On Sep 16, 2009 at 16:11, inge inge@legos.fr wrote:
Andrei,
Thanks for your update on this. As the conditions for the bug to appear is quite erratic (seems to be several INVITE sent to the gateway in a row, that make it sending a "482 Loop Detected" leading to the crashing ACK), we do not manage to reproduce this.
I never saw this on our 0.9.7pre1 lab version, but this one is quite empty and relays only a few test calls compared to our production 0.9.5 one serving severeal thousand of end users.
Is there any explanation on how we can have an <out of bound memory address> for the local_totag of the 100-ed tm entry ?

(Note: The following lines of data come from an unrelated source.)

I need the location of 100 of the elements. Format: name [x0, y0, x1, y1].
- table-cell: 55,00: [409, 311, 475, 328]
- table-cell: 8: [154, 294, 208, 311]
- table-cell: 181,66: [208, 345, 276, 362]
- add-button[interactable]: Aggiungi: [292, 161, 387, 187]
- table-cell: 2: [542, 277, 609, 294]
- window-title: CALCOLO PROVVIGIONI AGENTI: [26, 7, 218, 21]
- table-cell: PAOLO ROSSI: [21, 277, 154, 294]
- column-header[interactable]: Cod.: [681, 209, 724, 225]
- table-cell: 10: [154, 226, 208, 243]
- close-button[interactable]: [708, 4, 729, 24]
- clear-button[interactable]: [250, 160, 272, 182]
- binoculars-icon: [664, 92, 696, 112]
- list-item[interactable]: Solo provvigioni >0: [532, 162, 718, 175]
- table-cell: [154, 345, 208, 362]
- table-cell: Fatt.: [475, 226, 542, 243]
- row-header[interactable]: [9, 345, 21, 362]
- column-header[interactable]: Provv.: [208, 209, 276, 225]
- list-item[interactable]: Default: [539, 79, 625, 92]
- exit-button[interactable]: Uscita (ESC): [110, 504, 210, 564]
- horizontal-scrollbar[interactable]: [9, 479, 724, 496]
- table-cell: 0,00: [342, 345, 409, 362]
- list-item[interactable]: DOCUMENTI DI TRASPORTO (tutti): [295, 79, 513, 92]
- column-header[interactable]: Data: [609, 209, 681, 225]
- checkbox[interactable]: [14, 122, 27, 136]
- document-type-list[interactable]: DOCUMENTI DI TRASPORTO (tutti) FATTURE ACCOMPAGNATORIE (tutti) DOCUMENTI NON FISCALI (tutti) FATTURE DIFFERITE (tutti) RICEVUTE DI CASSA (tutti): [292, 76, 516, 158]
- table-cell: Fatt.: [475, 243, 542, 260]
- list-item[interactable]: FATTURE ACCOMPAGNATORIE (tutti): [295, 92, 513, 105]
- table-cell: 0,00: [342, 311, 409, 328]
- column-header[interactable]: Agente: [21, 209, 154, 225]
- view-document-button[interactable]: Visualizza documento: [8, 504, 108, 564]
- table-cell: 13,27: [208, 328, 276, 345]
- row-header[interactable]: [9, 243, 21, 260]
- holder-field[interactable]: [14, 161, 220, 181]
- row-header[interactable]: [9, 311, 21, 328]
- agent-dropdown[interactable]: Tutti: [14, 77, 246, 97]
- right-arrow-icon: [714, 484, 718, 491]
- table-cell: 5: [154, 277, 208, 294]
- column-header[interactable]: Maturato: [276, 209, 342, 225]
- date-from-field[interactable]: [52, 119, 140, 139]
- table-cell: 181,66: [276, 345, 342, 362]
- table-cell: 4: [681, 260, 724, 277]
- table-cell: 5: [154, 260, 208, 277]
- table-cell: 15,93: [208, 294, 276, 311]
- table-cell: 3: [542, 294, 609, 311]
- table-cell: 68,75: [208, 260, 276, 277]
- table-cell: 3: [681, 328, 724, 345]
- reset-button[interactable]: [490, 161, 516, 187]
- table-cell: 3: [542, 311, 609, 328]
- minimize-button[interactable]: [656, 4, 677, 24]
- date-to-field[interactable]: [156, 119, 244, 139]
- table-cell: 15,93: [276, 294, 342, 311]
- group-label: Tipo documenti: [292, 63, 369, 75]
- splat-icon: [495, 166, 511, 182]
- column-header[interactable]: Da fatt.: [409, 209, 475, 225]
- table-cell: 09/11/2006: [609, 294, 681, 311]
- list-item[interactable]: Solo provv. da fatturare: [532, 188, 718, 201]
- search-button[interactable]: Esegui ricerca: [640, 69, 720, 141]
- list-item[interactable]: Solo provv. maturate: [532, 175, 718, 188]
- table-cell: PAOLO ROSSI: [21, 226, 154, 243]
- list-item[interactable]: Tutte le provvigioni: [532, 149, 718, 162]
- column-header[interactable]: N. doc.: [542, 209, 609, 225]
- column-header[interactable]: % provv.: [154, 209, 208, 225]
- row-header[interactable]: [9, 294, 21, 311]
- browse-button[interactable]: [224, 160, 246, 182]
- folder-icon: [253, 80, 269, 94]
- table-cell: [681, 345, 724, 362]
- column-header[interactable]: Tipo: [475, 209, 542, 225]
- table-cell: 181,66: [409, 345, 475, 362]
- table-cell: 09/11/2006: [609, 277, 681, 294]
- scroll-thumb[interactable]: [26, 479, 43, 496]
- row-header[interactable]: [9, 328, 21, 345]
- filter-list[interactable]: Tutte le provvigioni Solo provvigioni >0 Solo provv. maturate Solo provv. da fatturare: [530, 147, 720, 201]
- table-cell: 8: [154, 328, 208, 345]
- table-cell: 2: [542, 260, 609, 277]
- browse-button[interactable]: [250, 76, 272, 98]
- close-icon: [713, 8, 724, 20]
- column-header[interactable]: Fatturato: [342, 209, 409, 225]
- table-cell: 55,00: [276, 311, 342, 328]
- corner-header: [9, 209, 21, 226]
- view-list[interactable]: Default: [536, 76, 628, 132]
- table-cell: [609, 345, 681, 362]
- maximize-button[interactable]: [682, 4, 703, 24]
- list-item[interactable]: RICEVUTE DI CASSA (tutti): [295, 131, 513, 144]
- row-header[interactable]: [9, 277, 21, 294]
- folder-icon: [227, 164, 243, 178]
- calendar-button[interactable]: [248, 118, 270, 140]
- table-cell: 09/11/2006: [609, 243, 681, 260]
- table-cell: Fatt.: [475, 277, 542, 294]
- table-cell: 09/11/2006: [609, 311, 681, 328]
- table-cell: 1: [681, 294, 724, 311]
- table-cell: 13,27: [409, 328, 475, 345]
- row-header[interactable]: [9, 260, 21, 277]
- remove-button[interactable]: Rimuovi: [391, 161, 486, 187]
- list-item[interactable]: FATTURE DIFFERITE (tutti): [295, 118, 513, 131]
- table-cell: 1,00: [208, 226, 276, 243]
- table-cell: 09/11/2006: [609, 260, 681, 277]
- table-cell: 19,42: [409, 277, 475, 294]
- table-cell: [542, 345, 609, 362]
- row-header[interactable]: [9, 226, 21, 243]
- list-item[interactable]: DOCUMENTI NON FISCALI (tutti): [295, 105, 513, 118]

Either some module corrupts shared memory somehow (very hard to find out), or a deleted transaction is somehow used (e.g. race condition, the transaction is found in the list, but deleted immediately before being accessed).
Is there any way to check if the memory address is OK before passing it to memcmp ?
Yes, you could check that, but it wouldn't help. That bad address means that things are very wrong. You could avoid the memcpy, but you'll most likely only delay the crash. What you could do is add some LOG() statements and log all the fields of the transaction when the address is wrong (but the information is about the same that you would get from a coredump when ser is compiled with debugging).
This has not been modified in t_lookup.c from v0.9.7 nor v2.0 (attached)
Yes, but the problem is not in the place where it crashes, it's somewhere else. Both 0.9.7 and 0.9.4 are very old and I don't really remember all the fixes that went in (the cvs log is helpful, but does not tell the whole story). I wouldn't want to spend a lot of time debugging 0.9.4, just to find out in the end that the bug was fixed in 0.9.7, especially since there were non-trivial tm changes between the two.
Andrei